Few-Shot and Pseudo-Label Guided Speech Quality Evaluation with Large Language Models
A new framework uses LLMs as meta-evaluators to judge speech quality, outperforming dedicated models like DNSMOS.
A research team from Academia Sinica and other institutions has published a paper, accepted to IEEE ICASSP 2026, introducing GatherMOS. This novel framework repurposes large language models (LLMs) as 'meta-evaluators' for a specialized task: non-intrusive speech quality assessment. Instead of training a model from scratch, GatherMOS prompts an LLM to aggregate and reason over diverse, pre-existing signals. These inputs include lightweight acoustic descriptors and pseudo-labels generated by established speech quality models like DNSMOS and VQScore. The LLM's objective is to synthesize this heterogeneous information to accurately infer a perceptual Mean Opinion Score (MOS), the gold standard for judging how humans perceive audio quality.
The study explores both zero-shot and few-shot in-context learning setups. The zero-shot version of GatherMOS demonstrated stable performance across diverse acoustic conditions, showing the LLM's inherent reasoning capability. However, performance saw large gains in the few-shot setup when the provided example support samples closely matched the test conditions. In experiments on the benchmark VoiceBank-DEMAND dataset, GatherMOS consistently outperformed not only the individual models it used as inputs (DNSMOS, VQScore) and simple score averaging, but also more complex learning-based models like CNN-BLSTM and MOS-SSL—particularly when trained under conditions with limited labeled data.
These results highlight a significant shift in methodology.

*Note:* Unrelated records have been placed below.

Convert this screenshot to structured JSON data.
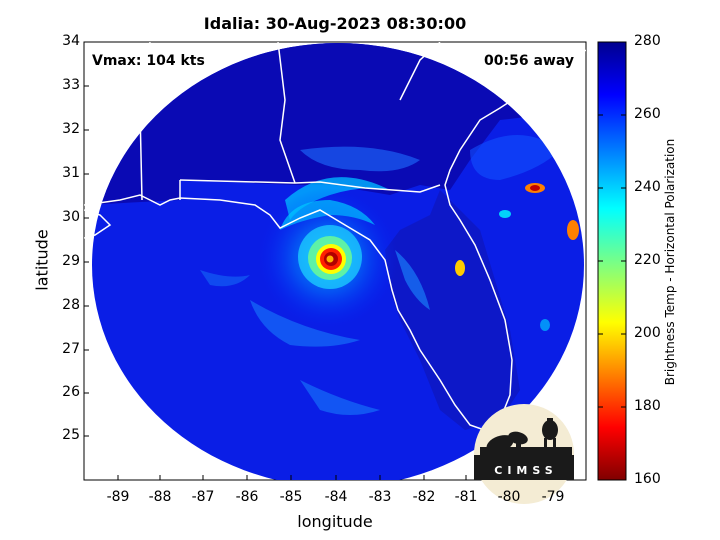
{
  "title": "Idalia: 30-Aug-2023 08:30:00",
  "vmax_label": "Vmax: 104 kts",
  "time_label": "00:56 away",
  "logo_text": "CIMSS",
  "chart_data": {
    "type": "heatmap",
    "title": "Idalia: 30-Aug-2023 08:30:00",
    "xlabel": "longitude",
    "ylabel": "latitude",
    "xlim": [
      -89.8,
      -78.4
    ],
    "ylim": [
      24,
      34
    ],
    "xticks": [
      "-89",
      "-88",
      "-87",
      "-86",
      "-85",
      "-84",
      "-83",
      "-82",
      "-81",
      "-80",
      "-79"
    ],
    "yticks": [
      "25",
      "26",
      "27",
      "28",
      "29",
      "30",
      "31",
      "32",
      "33",
      "34"
    ],
    "colorbar": {
      "label": "Brightness Temp - Horizontal Polarization",
      "range": [
        160,
        280
      ],
      "ticks": [
        "160",
        "180",
        "200",
        "220",
        "240",
        "260",
        "280"
      ],
      "colormap": "jet"
    },
    "storm_center": {
      "lon": -84.1,
      "lat": 29.1
    },
    "swath_center": {
      "lon": -84.15,
      "lat": 29.4
    },
    "grid": false
  },
  "colors": {
    "low": "#800000",
    "mid": "#ffff00",
    "high": "#00008f",
    "coastline": "#ffffff"
  },
  "icons": [
    "cimss-logo-icon"
  ]
}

The research demonstrates that an LLM acting as an intelligent aggregator can be a more practical and effective strategy for quality evaluation than building or fine-tuning a dedicated model, especially when high-quality labeled data is scarce. It validates the potential of using general-purpose foundation models as sophisticated reasoning engines for narrow, expert domains by providing them with the right contextual signals.
- GatherMOS uses an LLM as a meta-evaluator to aggregate signals from DNSMOS, VQScore, and acoustic features to predict speech MOS.
- It outperformed specialized models like CNN-BLSTM and MOS-SSL on the VoiceBank-DEMAND dataset, especially with limited training data.
- The framework works in both zero-shot and few-shot modes, with few-shot learning providing large gains when example conditions are matched.
Why It Matters
Enables highly accurate, data-efficient audio quality testing for telecom, voice AI, and media production without training massive specialized models.